4. Start Gigahorse TAC server (optional, for unverified contracts)
The Decompiler agent uses disassembly + LLM reasoning by default. If you also want Gigahorse TAC for higher-quality control-flow analysis on unverified contracts, see references/gigahorse-tac-server.md.
5. Install Foundry (optional, for PoC generation)

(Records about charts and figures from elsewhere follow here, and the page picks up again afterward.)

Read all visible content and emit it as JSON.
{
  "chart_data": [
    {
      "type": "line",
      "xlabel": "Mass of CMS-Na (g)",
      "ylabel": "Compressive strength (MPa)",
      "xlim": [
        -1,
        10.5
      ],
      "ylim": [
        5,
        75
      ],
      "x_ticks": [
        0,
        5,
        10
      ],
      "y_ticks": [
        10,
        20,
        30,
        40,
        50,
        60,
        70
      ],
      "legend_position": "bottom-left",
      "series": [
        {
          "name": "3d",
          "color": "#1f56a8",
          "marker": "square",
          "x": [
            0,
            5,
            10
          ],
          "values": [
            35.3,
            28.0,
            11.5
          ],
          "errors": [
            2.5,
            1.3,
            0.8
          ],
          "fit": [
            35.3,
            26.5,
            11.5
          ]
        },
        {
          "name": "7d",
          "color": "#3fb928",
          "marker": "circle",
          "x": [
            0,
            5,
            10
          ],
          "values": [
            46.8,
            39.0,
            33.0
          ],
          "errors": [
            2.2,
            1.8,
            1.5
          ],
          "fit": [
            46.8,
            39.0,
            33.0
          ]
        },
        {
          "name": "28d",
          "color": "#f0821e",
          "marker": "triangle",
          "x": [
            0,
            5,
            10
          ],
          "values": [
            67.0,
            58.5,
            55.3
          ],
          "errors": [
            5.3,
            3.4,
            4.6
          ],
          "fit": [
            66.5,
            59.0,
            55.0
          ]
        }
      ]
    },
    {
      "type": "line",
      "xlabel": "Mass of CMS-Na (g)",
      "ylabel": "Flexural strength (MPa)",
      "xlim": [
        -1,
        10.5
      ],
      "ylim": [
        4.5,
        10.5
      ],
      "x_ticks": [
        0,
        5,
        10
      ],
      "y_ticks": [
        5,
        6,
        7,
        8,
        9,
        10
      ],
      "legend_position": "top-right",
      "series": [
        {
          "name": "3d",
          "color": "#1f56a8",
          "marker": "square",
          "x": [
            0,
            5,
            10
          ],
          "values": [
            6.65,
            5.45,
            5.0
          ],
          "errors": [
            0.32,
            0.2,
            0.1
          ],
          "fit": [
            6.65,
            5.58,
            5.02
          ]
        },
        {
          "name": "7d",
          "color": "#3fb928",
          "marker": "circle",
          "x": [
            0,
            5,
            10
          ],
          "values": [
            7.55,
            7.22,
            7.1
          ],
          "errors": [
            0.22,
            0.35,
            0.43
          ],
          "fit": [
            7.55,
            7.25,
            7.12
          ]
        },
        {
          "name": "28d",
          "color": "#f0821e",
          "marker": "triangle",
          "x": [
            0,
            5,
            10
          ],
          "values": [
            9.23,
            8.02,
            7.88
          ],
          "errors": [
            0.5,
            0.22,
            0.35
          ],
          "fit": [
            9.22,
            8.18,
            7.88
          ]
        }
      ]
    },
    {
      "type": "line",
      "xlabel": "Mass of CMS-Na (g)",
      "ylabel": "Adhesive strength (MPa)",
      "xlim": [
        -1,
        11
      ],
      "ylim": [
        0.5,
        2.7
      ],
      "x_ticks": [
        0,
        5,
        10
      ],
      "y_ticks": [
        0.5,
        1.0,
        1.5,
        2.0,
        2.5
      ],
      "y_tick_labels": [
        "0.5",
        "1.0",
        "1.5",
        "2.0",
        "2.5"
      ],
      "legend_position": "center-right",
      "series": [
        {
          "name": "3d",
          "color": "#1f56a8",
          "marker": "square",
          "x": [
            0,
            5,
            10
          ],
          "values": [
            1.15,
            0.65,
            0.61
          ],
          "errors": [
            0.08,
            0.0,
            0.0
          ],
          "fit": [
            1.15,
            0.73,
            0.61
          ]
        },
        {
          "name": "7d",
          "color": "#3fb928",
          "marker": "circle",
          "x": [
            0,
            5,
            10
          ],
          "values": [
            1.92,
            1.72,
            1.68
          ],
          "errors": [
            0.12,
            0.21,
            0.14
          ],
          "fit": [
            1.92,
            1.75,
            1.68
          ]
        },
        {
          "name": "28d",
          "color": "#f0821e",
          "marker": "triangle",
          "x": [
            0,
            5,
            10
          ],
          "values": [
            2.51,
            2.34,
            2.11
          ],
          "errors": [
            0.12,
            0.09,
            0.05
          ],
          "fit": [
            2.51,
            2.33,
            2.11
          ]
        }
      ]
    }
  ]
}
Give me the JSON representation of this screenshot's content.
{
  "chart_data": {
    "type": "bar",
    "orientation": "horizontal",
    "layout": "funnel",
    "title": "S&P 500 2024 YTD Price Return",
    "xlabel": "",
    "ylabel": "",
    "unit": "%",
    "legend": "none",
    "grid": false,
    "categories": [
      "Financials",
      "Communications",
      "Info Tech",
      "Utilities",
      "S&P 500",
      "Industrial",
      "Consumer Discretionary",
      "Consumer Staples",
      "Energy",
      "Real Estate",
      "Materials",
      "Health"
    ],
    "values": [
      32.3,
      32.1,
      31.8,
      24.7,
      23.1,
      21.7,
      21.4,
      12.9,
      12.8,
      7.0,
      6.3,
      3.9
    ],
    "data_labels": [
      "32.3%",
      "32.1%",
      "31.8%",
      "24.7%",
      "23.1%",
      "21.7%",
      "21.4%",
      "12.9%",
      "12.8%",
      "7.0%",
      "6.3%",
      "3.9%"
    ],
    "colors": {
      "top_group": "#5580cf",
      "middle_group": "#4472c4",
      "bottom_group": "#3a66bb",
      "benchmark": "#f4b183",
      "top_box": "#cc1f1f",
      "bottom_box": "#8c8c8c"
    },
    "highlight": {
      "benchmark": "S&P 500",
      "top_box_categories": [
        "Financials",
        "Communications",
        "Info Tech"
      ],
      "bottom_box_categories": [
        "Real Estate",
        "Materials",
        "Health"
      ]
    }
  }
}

curl -L https://foundry.paradigm.xyz | bash
foundryup
cast is used for selector resolution; forge is needed only to compile and run PoC tests.
Configuration
| Variable | Required | Description |
|---|---|---|
ALCHEMY_API_KEY | Yes | Alchemy API key for RPC access |
ETHERSCAN_API_KEY | No | Etherscan API key for contract source fetching |
Supported Chains
| Alias | Chain | Chain ID |
|---|---|---|
eth | Ethereum | 1 |
bnb | BNB Chain | 56 |
arb | Arbitrum One | 42161 |
polygon | Polygon | 137 |
opt | Optimism | 10 |
avax | Avalanche | 43114 |
base | Base | 8453 |
Architecture
The pipeline uses five specialized agents, each with a focused role:
| Agent | Role |
|---|---|
| Planner | Fetch call trace, identify contracts, decide fetch strategy |
| Data Collector | Fetch tx data, contract sources, decode calls |
| Analyst | Write the incident report |
| Validator | Challenge every claim; block pipeline on critical errors |
| PoC Generator | Write and iterate on a Foundry exploit test |
Agents communicate exclusively through files — no state is passed directly between them. This makes each step auditable and resumable.
Python Scripts
The scripts/ directory contains data-fetching utilities used by the pipeline:
| Script | Purpose |
|---|---|
fetch_sourcecode.py | Fetch verified contract source from Etherscan v2 |
fetch_tac.py | Fetch Gigahorse TAC decompilation; optionally recover to Solidity via LLM |
funds_flow.py | Parse receipt + trace → funds_flow.json with token flows and attacker profit |
check_manifest.py | Validate and auto-correct manifest.json |
decode_calldata.py | Decode call trace using ABI files and cast 4byte fallback |
Known Limitations
Unverified contracts. The pipeline degrades gracefully when source code is not available on Etherscan. TAC decompilation fills the gap, but LLM-recovered Solidity is approximate — treat it as a hypothesis, not ground truth.
Multi-transaction attacks. Provide all related tx hashes in a brief file, annotated with roles (setup, exploit). The pipeline names directories after the primary exploit tx.
RPC coverage. debug_traceTransaction is required. Not all public RPC endpoints support it — Alchemy’s Growth plan and above do.
PoC accuracy. Generated PoC tests are starting points, not guaranteed-working exploits. The PoC Generator iterates up to three times and classifies results as PASS, PASS_WITH_WARNINGS, or FAIL.